On the last round of voting in the General Assembly, the result was 102 votes for Sebutinde and 89 votes for Koroma (with 191 out of 193 members voting). On the last round of voting in the Security Council, the result was 8 votes for Koroma and 7 votes for Sebutinde.

According to a Ugandan newspaper report (which was also carried in Sierra Leonean media), the African Union had unanimously endorsed the candidacy of Sebutinde, and on 22 September 2011 the Sierra Leonean foreign affairs minister had assured his Ugandan counterpart that Sierra Leone would formally withdraw Koroma's name from consideration. Koroma's name, however, was never withdrawn. Sierra Leone has never confirmed that it made such an undertaking. Rather, it continued to support Koroma strongly.
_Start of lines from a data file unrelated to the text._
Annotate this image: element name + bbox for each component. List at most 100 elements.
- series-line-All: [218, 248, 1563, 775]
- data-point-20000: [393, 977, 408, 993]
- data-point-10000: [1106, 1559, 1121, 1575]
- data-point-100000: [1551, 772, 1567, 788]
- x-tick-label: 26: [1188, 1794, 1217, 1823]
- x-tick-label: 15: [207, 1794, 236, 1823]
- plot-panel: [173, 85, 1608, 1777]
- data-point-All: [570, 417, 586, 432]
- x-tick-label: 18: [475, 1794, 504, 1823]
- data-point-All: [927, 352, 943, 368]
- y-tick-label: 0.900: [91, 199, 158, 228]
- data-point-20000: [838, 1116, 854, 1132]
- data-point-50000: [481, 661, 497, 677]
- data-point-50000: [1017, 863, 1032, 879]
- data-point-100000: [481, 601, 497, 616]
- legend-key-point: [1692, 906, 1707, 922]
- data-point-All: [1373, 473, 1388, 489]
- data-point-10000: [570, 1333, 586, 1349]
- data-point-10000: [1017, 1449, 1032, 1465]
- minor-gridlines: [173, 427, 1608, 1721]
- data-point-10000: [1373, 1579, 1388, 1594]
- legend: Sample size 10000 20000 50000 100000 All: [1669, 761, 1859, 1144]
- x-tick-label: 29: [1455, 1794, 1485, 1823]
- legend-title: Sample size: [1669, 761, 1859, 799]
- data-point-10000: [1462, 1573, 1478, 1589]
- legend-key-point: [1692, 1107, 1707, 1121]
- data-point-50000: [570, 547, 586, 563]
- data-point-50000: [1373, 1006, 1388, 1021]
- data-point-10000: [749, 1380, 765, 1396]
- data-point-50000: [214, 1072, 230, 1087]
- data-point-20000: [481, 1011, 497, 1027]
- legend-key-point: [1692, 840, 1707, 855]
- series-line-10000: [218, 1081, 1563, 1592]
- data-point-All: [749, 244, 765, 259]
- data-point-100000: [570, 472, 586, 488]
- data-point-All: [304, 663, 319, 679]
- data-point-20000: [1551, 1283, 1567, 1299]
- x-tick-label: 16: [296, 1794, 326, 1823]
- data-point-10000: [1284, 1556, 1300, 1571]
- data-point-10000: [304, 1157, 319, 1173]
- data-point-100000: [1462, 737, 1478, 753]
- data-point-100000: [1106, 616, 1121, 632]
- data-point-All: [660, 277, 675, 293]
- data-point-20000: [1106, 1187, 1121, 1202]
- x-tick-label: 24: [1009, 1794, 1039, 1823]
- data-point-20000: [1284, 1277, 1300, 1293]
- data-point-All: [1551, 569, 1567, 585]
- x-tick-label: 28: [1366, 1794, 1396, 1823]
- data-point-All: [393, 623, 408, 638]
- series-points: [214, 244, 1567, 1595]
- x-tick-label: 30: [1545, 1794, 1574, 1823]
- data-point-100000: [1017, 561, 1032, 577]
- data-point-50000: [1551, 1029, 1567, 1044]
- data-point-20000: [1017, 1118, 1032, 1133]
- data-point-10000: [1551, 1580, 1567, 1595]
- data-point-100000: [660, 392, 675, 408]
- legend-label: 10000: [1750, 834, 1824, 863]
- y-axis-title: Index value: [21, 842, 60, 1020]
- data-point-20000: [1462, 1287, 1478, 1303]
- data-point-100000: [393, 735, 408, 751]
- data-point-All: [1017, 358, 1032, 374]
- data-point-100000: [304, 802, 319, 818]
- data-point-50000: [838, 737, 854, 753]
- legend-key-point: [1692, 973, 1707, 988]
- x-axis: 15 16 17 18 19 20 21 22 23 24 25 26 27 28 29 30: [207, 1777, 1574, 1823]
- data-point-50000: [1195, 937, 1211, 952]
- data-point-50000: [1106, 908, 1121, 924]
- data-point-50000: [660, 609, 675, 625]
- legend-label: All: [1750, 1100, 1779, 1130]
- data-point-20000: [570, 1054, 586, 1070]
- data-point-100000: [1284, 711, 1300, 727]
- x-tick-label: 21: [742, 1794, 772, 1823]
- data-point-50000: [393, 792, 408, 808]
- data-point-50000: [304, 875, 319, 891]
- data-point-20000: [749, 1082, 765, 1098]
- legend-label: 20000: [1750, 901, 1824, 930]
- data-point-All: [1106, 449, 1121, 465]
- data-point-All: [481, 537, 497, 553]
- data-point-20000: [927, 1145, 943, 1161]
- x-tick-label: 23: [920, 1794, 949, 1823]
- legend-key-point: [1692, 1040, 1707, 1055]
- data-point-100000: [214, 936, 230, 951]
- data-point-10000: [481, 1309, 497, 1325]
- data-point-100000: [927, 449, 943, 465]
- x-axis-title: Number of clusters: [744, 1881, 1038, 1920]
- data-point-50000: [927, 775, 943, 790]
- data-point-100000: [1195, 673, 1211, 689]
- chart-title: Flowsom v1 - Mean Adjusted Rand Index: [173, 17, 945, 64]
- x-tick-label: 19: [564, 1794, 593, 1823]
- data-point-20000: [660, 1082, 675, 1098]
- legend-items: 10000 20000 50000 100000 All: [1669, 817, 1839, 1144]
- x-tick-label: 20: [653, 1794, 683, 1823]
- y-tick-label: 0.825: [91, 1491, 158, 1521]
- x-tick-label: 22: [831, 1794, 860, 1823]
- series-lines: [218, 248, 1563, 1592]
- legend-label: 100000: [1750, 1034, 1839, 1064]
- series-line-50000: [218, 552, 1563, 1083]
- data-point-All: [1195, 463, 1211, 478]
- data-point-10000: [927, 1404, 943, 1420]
On 28 November, Uganda's representative at the UN Adonia Ayebare said the Ugandan Mission is working round the clock to ensure a Sebutinde victory.

===Day 3: 13 December 2011 ===

| Candidate | Meeting 10 |  |
| SC | GA |
| Uganda Julia Sebutinde | 9 | 97 |
| Sierra Leone Abdul Koroma | 6 | 83 |

Balloting resumed in New York City the afternoon of 13 December 2011, and Sebutinde was declared elected after receiving an absolute majority of votes in both the Security Council and the General Assembly.

==Aftermath==

After the election, the composition of the Court was as follows:

| Judge | Term starts / renewed | Term ends |
|---|---|---|
| Morocco Mohamed Bennouna | 2006 | 2015 |
| Mexico Bernardo Sepúlveda Amor | 2006 | 2015 |
| Russia Leonid Skotnikov | 2006 | 2015 |
| New Zealand Kenneth Keith | 2006 | 2015 |
| United States Joan Donoghue | 2010 | 2015 |
| France Ronny Abraham, President | 2005, 2009 | 2018 |
| Somalia Abdulqawi Yusuf, Vice-President | 2009 | 2018 |
| UK Christopher Greenwood | 2009 | 2018 |
| Brazil Antônio Augusto Cançado Trindade | 2009 | 2018 |
| Slovakia Peter Tomka | 2003, 2012 | 2021 |
| Japan Hisashi Owada | 2003, 2012 | 2021 |
| China Xue Hanqin | 2010, 2012 | 2021 |
| Uganda Julia Sebutinde | 2012 | 2021 |
| Italy Giorgio Gaja | 2012 | 2021 |
| Vacancy following resignation of Jordan Awn Shawkat Al-Khasawneh |  |  |

In 2012, Dalveer Bhandari (India) was elected to fill the remaining vacancy.